While it may seem like it’s just one sporting league that goes out of Hotstar, it was the one raking in moolah, not just in terms of subscribers, but also in terms of revenue.
Also read:
IPL - Hotstar’s star kid
Out of the 137.7 million global subscriber base of Disney+ as of April 2, 2022, 50.1 million came from India’s Disney+ Hotstar, with the company saying that a little over half of the subscribers it added globally in the Jan-March quarter too were from Hotstar.
“A little over half of those net adds were from Disney+ Hotstar, which benefited from the start of the new IPL season toward the end of the second quarter,” Christine McCarthy, Senior Executive Vice President and CFO of Walt Disney said in the earnings call.
According to an Emkay global report, IPL and India’s cricket rights led to app downloads of 500mn+  for Hotstar.
At its peak – a crucial match or an IPL final, the viewership on the OTT platform was in tens of millions. During the IPL 2018 final for instance, 10.3 million people were on the OTT platform watching the match. This went up to 18.6 million during the 2019 IPL final between Chennai Super Kings and the Mumbai Indians.
This meant that Disney would have had to invest a significant amount to improve its streaming service. “Over the past five years, Hotstar has invested a significant amount of time and capital to improve its product engineering in terms of seamless streaming, animations, creative programming, digital-specific commentary, maximum number of concurrent users and so on,” a Kotak Institutional Equities report noted.

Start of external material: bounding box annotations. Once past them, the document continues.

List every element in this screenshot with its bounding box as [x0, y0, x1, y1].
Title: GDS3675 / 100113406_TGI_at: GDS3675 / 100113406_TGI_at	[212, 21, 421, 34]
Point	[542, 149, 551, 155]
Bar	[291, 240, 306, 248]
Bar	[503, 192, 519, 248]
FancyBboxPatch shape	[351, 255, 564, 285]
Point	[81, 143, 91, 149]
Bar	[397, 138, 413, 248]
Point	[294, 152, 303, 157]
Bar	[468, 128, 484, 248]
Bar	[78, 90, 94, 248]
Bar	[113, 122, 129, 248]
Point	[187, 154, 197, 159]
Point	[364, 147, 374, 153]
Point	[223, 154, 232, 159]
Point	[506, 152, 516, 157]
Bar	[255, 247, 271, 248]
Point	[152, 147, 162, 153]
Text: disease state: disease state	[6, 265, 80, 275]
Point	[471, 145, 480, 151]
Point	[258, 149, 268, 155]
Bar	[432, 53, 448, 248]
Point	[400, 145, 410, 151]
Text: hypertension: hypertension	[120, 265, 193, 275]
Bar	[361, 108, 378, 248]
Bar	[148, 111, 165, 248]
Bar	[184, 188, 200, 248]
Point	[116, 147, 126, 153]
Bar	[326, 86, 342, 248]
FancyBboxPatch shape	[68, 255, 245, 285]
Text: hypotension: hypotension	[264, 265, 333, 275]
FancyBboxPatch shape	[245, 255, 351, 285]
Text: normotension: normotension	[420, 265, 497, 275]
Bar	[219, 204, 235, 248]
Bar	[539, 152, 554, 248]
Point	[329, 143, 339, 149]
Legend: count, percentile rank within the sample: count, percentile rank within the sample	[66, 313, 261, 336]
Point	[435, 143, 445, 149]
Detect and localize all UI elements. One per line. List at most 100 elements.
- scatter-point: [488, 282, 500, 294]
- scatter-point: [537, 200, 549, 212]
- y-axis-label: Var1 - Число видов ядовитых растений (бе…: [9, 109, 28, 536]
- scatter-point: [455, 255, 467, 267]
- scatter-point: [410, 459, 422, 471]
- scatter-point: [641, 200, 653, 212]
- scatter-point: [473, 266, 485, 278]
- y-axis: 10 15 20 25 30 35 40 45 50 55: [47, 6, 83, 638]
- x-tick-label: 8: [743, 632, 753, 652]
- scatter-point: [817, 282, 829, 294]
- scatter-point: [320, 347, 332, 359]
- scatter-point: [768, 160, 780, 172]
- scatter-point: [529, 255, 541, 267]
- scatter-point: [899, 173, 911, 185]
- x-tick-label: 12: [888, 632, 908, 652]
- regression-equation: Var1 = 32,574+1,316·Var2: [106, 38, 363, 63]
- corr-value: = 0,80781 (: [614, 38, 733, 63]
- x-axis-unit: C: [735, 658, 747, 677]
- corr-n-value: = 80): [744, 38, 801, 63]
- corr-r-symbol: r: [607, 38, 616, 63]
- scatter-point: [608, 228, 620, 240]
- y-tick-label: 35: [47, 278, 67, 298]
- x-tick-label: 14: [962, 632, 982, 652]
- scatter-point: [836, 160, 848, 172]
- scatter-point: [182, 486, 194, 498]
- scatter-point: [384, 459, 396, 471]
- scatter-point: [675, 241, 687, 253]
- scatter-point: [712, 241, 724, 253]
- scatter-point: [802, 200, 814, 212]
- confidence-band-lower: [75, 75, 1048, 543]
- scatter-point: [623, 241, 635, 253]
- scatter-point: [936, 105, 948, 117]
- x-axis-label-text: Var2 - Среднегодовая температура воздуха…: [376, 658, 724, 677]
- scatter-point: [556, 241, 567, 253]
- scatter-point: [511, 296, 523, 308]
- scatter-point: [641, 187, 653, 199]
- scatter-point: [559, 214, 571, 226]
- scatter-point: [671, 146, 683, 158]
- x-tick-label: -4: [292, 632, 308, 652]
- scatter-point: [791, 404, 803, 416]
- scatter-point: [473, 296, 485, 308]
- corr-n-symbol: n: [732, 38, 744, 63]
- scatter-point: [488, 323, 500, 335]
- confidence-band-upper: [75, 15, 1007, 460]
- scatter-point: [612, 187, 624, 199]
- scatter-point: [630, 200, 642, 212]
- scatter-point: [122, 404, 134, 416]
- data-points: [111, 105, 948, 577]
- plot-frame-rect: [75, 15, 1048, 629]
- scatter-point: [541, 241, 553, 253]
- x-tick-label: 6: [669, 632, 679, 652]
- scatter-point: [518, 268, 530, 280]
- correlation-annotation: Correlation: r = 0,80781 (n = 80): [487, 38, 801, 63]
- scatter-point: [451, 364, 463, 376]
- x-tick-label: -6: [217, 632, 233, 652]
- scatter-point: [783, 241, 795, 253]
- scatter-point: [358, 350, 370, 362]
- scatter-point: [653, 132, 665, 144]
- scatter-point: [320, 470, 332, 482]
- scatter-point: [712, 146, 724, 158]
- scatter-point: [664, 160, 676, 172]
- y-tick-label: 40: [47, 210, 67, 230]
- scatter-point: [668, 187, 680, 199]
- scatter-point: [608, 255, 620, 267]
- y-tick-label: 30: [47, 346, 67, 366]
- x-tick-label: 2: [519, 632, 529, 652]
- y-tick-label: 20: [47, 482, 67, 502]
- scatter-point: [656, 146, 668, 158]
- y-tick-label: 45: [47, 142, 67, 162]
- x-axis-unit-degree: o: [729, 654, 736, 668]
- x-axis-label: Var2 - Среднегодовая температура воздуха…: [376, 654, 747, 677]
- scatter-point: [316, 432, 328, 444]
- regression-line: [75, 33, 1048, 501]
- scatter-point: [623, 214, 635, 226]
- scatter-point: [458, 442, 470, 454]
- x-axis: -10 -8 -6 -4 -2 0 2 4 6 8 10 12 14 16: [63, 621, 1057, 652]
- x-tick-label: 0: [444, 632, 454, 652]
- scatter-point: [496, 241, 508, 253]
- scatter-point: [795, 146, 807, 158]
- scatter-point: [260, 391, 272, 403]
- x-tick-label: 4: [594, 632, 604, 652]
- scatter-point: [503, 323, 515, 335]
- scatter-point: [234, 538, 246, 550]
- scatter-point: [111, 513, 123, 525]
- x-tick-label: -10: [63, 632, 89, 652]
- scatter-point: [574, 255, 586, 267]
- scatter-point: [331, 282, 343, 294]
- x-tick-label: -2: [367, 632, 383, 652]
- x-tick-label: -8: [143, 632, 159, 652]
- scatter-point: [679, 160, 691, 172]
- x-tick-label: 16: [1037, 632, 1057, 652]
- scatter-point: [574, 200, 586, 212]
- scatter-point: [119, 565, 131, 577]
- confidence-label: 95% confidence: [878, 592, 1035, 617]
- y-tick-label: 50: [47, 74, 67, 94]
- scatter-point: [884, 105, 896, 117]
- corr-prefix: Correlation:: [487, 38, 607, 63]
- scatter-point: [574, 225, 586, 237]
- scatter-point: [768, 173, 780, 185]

On the revenue side, according to the report, Hotstar garnered ad revenues of Rs11 bn (Rs150 mn/match) and subscription revenues of Rs12 bn (Rs160 mn/match) for IPL 2022 season.
Disney Star, which bagged the TV rights package for 2023-2027 said in a statement that this time around, it chose not to proceed with the digital rights “given the price required to secure that package.”
The blow to Hotstar
Analysts tracking the space always maintained that Hotstar's edge over every OTT player was not the Disney content, or serials from Star’s vast network across languages, but sports - especially cricket.
Karan Taurani, Senior Vice President and Research Analyst at Elara Securities says that as a platform, Hotstar may become much smaller. In the Subscription Video on Demand market, Hotstar has a market share of about 22 percent, which he says may sharply drop, with the IPL subscribers moving to Voot or Jio.
“In terms of subscribers, Star’s subscriber base may also pare at least 40-50 percent due to the loss of IPL property and if other cricket properties are not acquired. The share may decline to less than 70 percent in the medium term,” Taurani added.
And not just in terms of subscribers, in the Advertising-based Video on Demand (AVOD) space as well, Star has a market share of 16 percent dominated by IPL, which is now expected to shrink to 7 percent, slightly higher than other broadcaster OTTs that enjoy ~3-4 percent AVOD share (Zee5 and Sony Liv), primarily led by sports content (Star’s other cricket properties).
Building back up
Without IPL, Hotstar has now lost its biggest edge over other OTT platforms and will now have to work twice as hard to compete with Netflix and Prime Video, MX Player, etc. On the other hand, Viacom18 (With Voot and Jio) will leverage IPL to build a successful streaming platform.
Competition is now set to intensify further in India’s OTT space and Disney will have to chart out a strong non-sports strategy to be able to either maintain its lead or avoid a major drop in subscribers and revenue.
Like Netflix and Prime Video, regional original content seems to be the path Disney+ Hotstar too will take in the Indian market.
Disney Star said in a statement that the company is now focused on growing its slate of original entertainment content for Disney+ Hotstar.
With over 100 local original titles in its content pipeline, over 80 local originals slated to premiere this fiscal year - will Disney+ Hotstar be able to keep up its game despite its star player going out of the team? Only time will tell.